Avant de nous coucher, ouvrant une bouteille de jus de fruit, nous faisons face, debout, à la grande place d’armes. Nos reflets se dessinaient insensiblement dans les vitres. Nos sourires ne quittaient pas nos lèvres. Nous échangeons de nombreuses et paisibles paroles, évoquant les deux mois précédents ; dans nos propos transparaît la satisfaction de ceux qui ont traversé une dure épreuve et qui ont l’impression de l’avoir supporté dignement. Yannick me redit à quel point il a admiré le calme que j’avais su conserver pendant les moments les plus difficiles des classes ; je lui répète plusieurs fois à quel point il est pour moi un exemple d’honnêteté, d’altruisme et de courage. Puis nous envisageons l’avenir. Nous songeons aux huit mois qui vont suivre.

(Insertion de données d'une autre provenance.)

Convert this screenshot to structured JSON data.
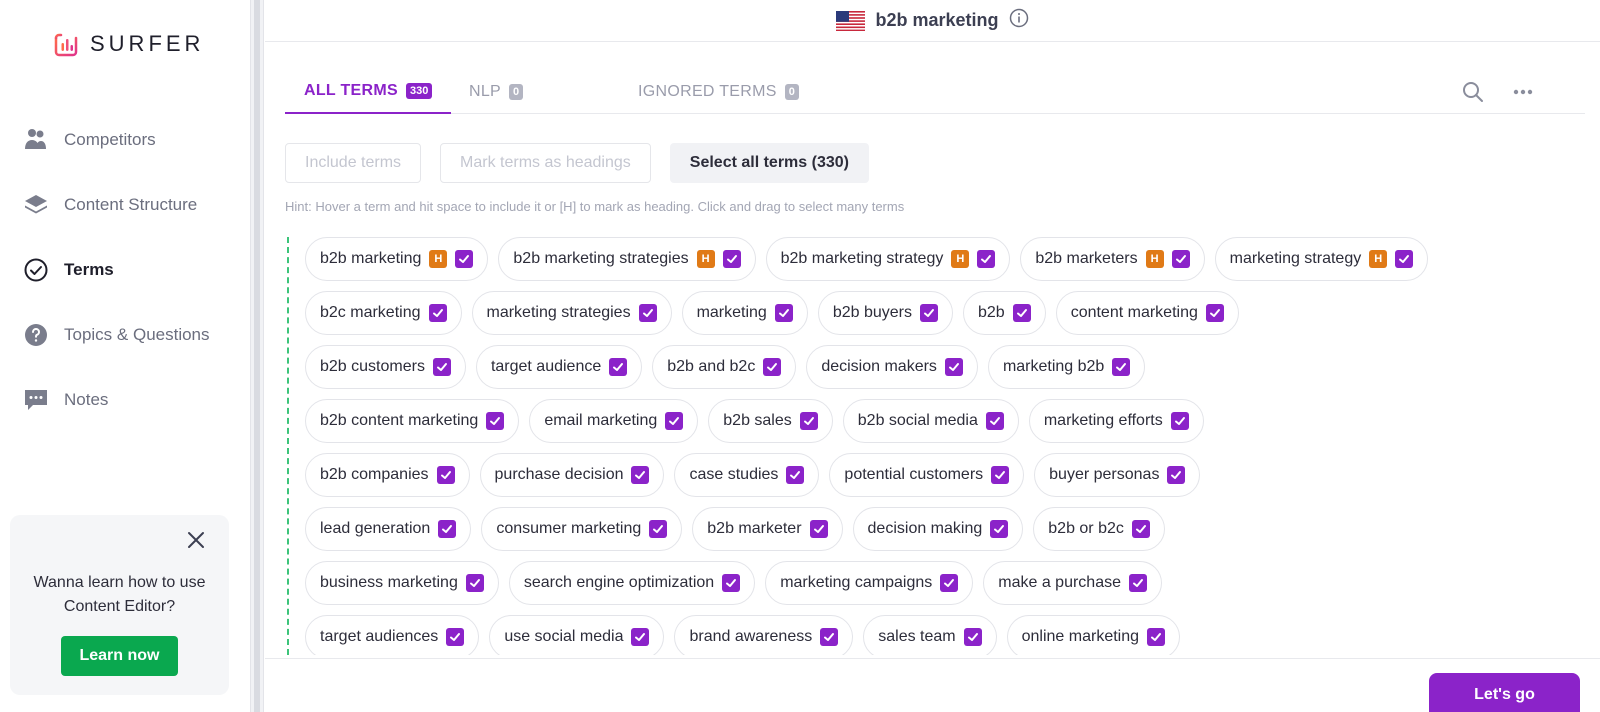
{
  "brand": {
    "name": "SURFER"
  },
  "sidebar": {
    "items": [
      {
        "label": "Competitors",
        "icon": "competitors-icon"
      },
      {
        "label": "Content Structure",
        "icon": "layers-icon"
      },
      {
        "label": "Terms",
        "icon": "check-circle-icon",
        "active": true
      },
      {
        "label": "Topics & Questions",
        "icon": "question-circle-icon"
      },
      {
        "label": "Notes",
        "icon": "chat-icon"
      }
    ]
  },
  "promo": {
    "text": "Wanna learn how to use Content Editor?",
    "button": "Learn now"
  },
  "topbar": {
    "keyword": "b2b marketing",
    "flag": "us-flag-icon"
  },
  "tabs": [
    {
      "label": "ALL TERMS",
      "count": "330",
      "active": true
    },
    {
      "label": "NLP",
      "count": "0"
    },
    {
      "label": "IGNORED TERMS",
      "count": "0"
    }
  ],
  "actions": {
    "include": "Include terms",
    "headings": "Mark terms as headings",
    "select_all": "Select all terms (330)"
  },
  "hint": "Hint: Hover a term and hit space to include it or [H] to mark as heading. Click and drag to select many terms",
  "terms": [
    [
      {
        "t": "b2b marketing",
        "h": true
      },
      {
        "t": "b2b marketing strategies",
        "h": true
      },
      {
        "t": "b2b marketing strategy",
        "h": true
      },
      {
        "t": "b2b marketers",
        "h": true
      },
      {
        "t": "marketing strategy",
        "h": true
      }
    ],
    [
      {
        "t": "b2c marketing"
      },
      {
        "t": "marketing strategies"
      },
      {
        "t": "marketing"
      },
      {
        "t": "b2b buyers"
      },
      {
        "t": "b2b"
      },
      {
        "t": "content marketing"
      }
    ],
    [
      {
        "t": "b2b customers"
      },
      {
        "t": "target audience"
      },
      {
        "t": "b2b and b2c"
      },
      {
        "t": "decision makers"
      },
      {
        "t": "marketing b2b"
      }
    ],
    [
      {
        "t": "b2b content marketing"
      },
      {
        "t": "email marketing"
      },
      {
        "t": "b2b sales"
      },
      {
        "t": "b2b social media"
      },
      {
        "t": "marketing efforts"
      }
    ],
    [
      {
        "t": "b2b companies"
      },
      {
        "t": "purchase decision"
      },
      {
        "t": "case studies"
      },
      {
        "t": "potential customers"
      },
      {
        "t": "buyer personas"
      }
    ],
    [
      {
        "t": "lead generation"
      },
      {
        "t": "consumer marketing"
      },
      {
        "t": "b2b marketer"
      },
      {
        "t": "decision making"
      },
      {
        "t": "b2b or b2c"
      }
    ],
    [
      {
        "t": "business marketing"
      },
      {
        "t": "search engine optimization"
      },
      {
        "t": "marketing campaigns"
      },
      {
        "t": "make a purchase"
      }
    ],
    [
      {
        "t": "target audiences"
      },
      {
        "t": "use social media"
      },
      {
        "t": "brand awareness"
      },
      {
        "t": "sales team"
      },
      {
        "t": "online marketing"
      }
    ]
  ],
  "heading_badge": "H",
  "footer": {
    "go_button": "Let's go"
  },
  "colors": {
    "accent": "#8b23c9",
    "heading": "#e07a16",
    "success": "#0aa84f"
  }
}
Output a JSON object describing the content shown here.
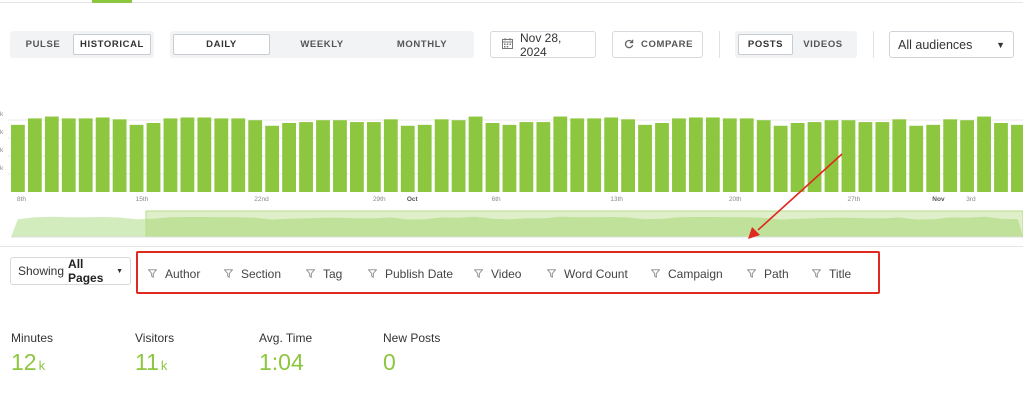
{
  "colors": {
    "accent": "#8dc63f",
    "annotation": "#e02a1f",
    "mini_fill": "#d3ecbd"
  },
  "modes": [
    {
      "label": "PULSE",
      "active": false
    },
    {
      "label": "HISTORICAL",
      "active": true
    }
  ],
  "periods": [
    {
      "label": "DAILY",
      "active": true
    },
    {
      "label": "WEEKLY",
      "active": false
    },
    {
      "label": "MONTHLY",
      "active": false
    }
  ],
  "date_picker": {
    "icon": "calendar-icon",
    "value": "Nov 28, 2024"
  },
  "compare": {
    "icon": "refresh-icon",
    "label": "COMPARE"
  },
  "content_types": [
    {
      "label": "POSTS",
      "active": true
    },
    {
      "label": "VIDEOS",
      "active": false
    }
  ],
  "audience_select": {
    "value": "All audiences"
  },
  "chart_data": {
    "type": "bar",
    "y_tick_labels": [
      "k",
      "k",
      "k",
      "k"
    ],
    "x_tick_labels": [
      {
        "label": "8th",
        "bold": false,
        "index": 0
      },
      {
        "label": "15th",
        "bold": false,
        "index": 7
      },
      {
        "label": "22nd",
        "bold": false,
        "index": 14
      },
      {
        "label": "29th",
        "bold": false,
        "index": 21
      },
      {
        "label": "Oct",
        "bold": true,
        "index": 23
      },
      {
        "label": "6th",
        "bold": false,
        "index": 28
      },
      {
        "label": "13th",
        "bold": false,
        "index": 35
      },
      {
        "label": "20th",
        "bold": false,
        "index": 42
      },
      {
        "label": "27th",
        "bold": false,
        "index": 49
      },
      {
        "label": "Nov",
        "bold": true,
        "index": 54
      },
      {
        "label": "3rd",
        "bold": false,
        "index": 56
      }
    ],
    "values": [
      0.73,
      0.8,
      0.82,
      0.8,
      0.8,
      0.81,
      0.79,
      0.73,
      0.75,
      0.8,
      0.81,
      0.81,
      0.8,
      0.8,
      0.78,
      0.72,
      0.75,
      0.76,
      0.78,
      0.78,
      0.76,
      0.76,
      0.79,
      0.72,
      0.73,
      0.79,
      0.78,
      0.82,
      0.75,
      0.73,
      0.76,
      0.76,
      0.82,
      0.8,
      0.8,
      0.81,
      0.79,
      0.73,
      0.75,
      0.8,
      0.81,
      0.81,
      0.8,
      0.8,
      0.78,
      0.72,
      0.75,
      0.76,
      0.78,
      0.78,
      0.76,
      0.76,
      0.79,
      0.72,
      0.73,
      0.79,
      0.78,
      0.82,
      0.75,
      0.73
    ],
    "ylim": [
      0,
      1
    ],
    "grid": true
  },
  "showing": {
    "label": "Showing",
    "value": "All Pages"
  },
  "filters": [
    {
      "label": "Author",
      "icon": "filter-icon"
    },
    {
      "label": "Section",
      "icon": "filter-icon"
    },
    {
      "label": "Tag",
      "icon": "filter-icon"
    },
    {
      "label": "Publish Date",
      "icon": "filter-icon"
    },
    {
      "label": "Video",
      "icon": "filter-icon"
    },
    {
      "label": "Word Count",
      "icon": "filter-icon"
    },
    {
      "label": "Campaign",
      "icon": "filter-icon"
    },
    {
      "label": "Path",
      "icon": "filter-icon"
    },
    {
      "label": "Title",
      "icon": "filter-icon"
    }
  ],
  "metrics": [
    {
      "label": "Minutes",
      "value": "12",
      "unit": "k"
    },
    {
      "label": "Visitors",
      "value": "11",
      "unit": "k"
    },
    {
      "label": "Avg. Time",
      "value": "1:04",
      "unit": ""
    },
    {
      "label": "New Posts",
      "value": "0",
      "unit": ""
    }
  ]
}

Nous ignorons ce qui nous attend. Mais nous n’éprouvons plus d’angoisse. Le plus dur est derrière nous. Ce n’est pas que nous estimons que nous n’aurons plus d’épreuve à affronter. Mais nous sommes maintenant différents. Nous avons été trempés que la lame d’une épée qu’on veut durcir. Nous sommes capables d’envisager sereinement d’avoir à supporter de nouvelles difficultés. Nous avons pris confiance en notre propre courage, qui trouve son appui en notre fraternité. Nous exprimons tout cela l’un à l’autre, de façon détournée, en quelques phrases courtes
Le Soleil jette une dernière lumière par-dessus le portail Rabier. On aperçoit la silhouette lointaine du planton qui vérifie les papiers d’un petit groupe d’hommes en civil qui quittent la caserne – certainement nos amis, car il me semble, malgré la distance, reconnaître la silhouette maigre de Christophe Monier. Les bâtiments des Compagnies d’Eclairage et de Combat Antichar et de la Compagnie de Liaison et de Renseignements prennent des lueurs pourpres. On a redescendu le drapeau du régiment. La grande place d’armes est vide.

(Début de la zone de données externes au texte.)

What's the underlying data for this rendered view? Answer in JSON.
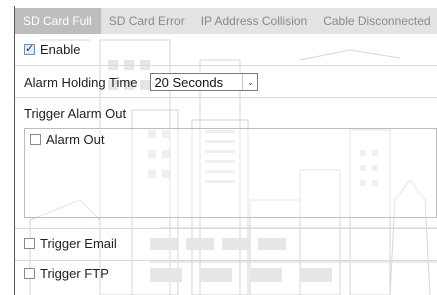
{
  "tabs": [
    {
      "label": "SD Card Full",
      "active": true
    },
    {
      "label": "SD Card Error",
      "active": false
    },
    {
      "label": "IP Address Collision",
      "active": false
    },
    {
      "label": "Cable Disconnected",
      "active": false
    }
  ],
  "enable": {
    "label": "Enable",
    "checked": true
  },
  "alarm_holding_time": {
    "label": "Alarm Holding Time",
    "value": "20 Seconds"
  },
  "trigger_alarm_out": {
    "label": "Trigger Alarm Out",
    "alarm_out_label": "Alarm Out",
    "alarm_out_checked": false
  },
  "trigger_email": {
    "label": "Trigger Email",
    "checked": false
  },
  "trigger_ftp": {
    "label": "Trigger FTP",
    "checked": false
  },
  "colors": {
    "active_tab": "#bdbdbd",
    "tab_bar": "#e3e3e3",
    "watermark": "#d8d8d8"
  }
}
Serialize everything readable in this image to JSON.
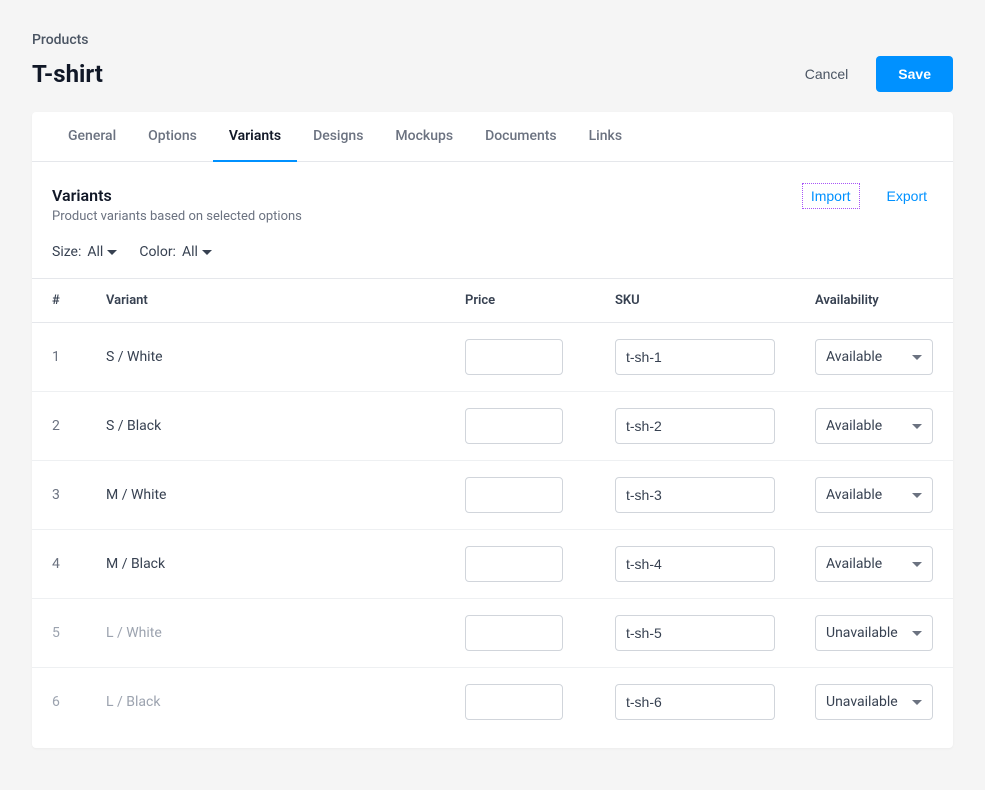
{
  "breadcrumb": "Products",
  "title": "T-shirt",
  "buttons": {
    "cancel": "Cancel",
    "save": "Save"
  },
  "tabs": [
    {
      "label": "General",
      "active": false
    },
    {
      "label": "Options",
      "active": false
    },
    {
      "label": "Variants",
      "active": true
    },
    {
      "label": "Designs",
      "active": false
    },
    {
      "label": "Mockups",
      "active": false
    },
    {
      "label": "Documents",
      "active": false
    },
    {
      "label": "Links",
      "active": false
    }
  ],
  "section": {
    "title": "Variants",
    "subtitle": "Product variants based on selected options",
    "import": "Import",
    "export": "Export"
  },
  "filters": {
    "size_label": "Size:",
    "size_value": "All",
    "color_label": "Color:",
    "color_value": "All"
  },
  "columns": {
    "num": "#",
    "variant": "Variant",
    "price": "Price",
    "sku": "SKU",
    "availability": "Availability"
  },
  "rows": [
    {
      "idx": "1",
      "name": "S / White",
      "price": "",
      "sku": "t-sh-1",
      "availability": "Available"
    },
    {
      "idx": "2",
      "name": "S / Black",
      "price": "",
      "sku": "t-sh-2",
      "availability": "Available"
    },
    {
      "idx": "3",
      "name": "M / White",
      "price": "",
      "sku": "t-sh-3",
      "availability": "Available"
    },
    {
      "idx": "4",
      "name": "M / Black",
      "price": "",
      "sku": "t-sh-4",
      "availability": "Available"
    },
    {
      "idx": "5",
      "name": "L / White",
      "price": "",
      "sku": "t-sh-5",
      "availability": "Unavailable"
    },
    {
      "idx": "6",
      "name": "L / Black",
      "price": "",
      "sku": "t-sh-6",
      "availability": "Unavailable"
    }
  ]
}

Yannick Bomeau et Sébastien T… sont côte à côte, seuls dans la grande chambre, leurs ombres orangées se dessinant sur le mur du fond.
*
Sais-tu, Yannick, ami de cette époque révolue, que près de dix ans après, je ne puis évoquer ce souvenir sans des larmes de joie et de nostalgie ?

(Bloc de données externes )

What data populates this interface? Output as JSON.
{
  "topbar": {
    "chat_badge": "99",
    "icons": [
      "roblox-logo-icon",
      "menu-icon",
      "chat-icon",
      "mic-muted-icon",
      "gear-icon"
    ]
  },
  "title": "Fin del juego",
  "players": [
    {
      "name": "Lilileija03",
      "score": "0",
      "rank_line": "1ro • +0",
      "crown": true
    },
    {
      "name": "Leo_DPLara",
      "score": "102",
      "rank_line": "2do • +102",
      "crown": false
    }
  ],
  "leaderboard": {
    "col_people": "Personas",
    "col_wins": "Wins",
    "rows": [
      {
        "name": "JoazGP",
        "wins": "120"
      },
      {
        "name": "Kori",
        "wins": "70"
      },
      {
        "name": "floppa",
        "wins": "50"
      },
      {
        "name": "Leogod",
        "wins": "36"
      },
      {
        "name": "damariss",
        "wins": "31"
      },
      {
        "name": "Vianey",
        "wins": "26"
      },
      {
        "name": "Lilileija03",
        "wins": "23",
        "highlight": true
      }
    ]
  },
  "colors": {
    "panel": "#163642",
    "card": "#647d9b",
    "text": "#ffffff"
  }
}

C’était il y a longtemps. Tous les deux, vêtus en soldats, nous contemplions le crépuscule. Le passé proche était plein de tempête, et l’avenir était incertain. Nous étions debout, jeunes, fiers, et braves. Le temps autour de nous s’était figé, comme si l’instant que nous vivions était subitement retranché du cours normal des choses pour être transporté dans quelque Eden où nous pourrions le revivre à jamais. Car c’est ainsi, aujourd’hui encore, bien des années après. Cet instant, pour moi, n’a pas vieilli. Que la vie m’apporte quelque épreuve, et je manœuvre je ne sais quelque déclic intérieur, qui me ramène en ce début du moins d’avril 1995.
Dans nos lits, l’un en face de l’autre, Yannick et moi nous sommes glissés dans nos draps, plongeant dans un sommeil paisible, n’ayant même pas besoin de nous rejoindre en nos rêves, sûrs d’être frères d’armes, voire frères tout court, en cet instant et à jamais.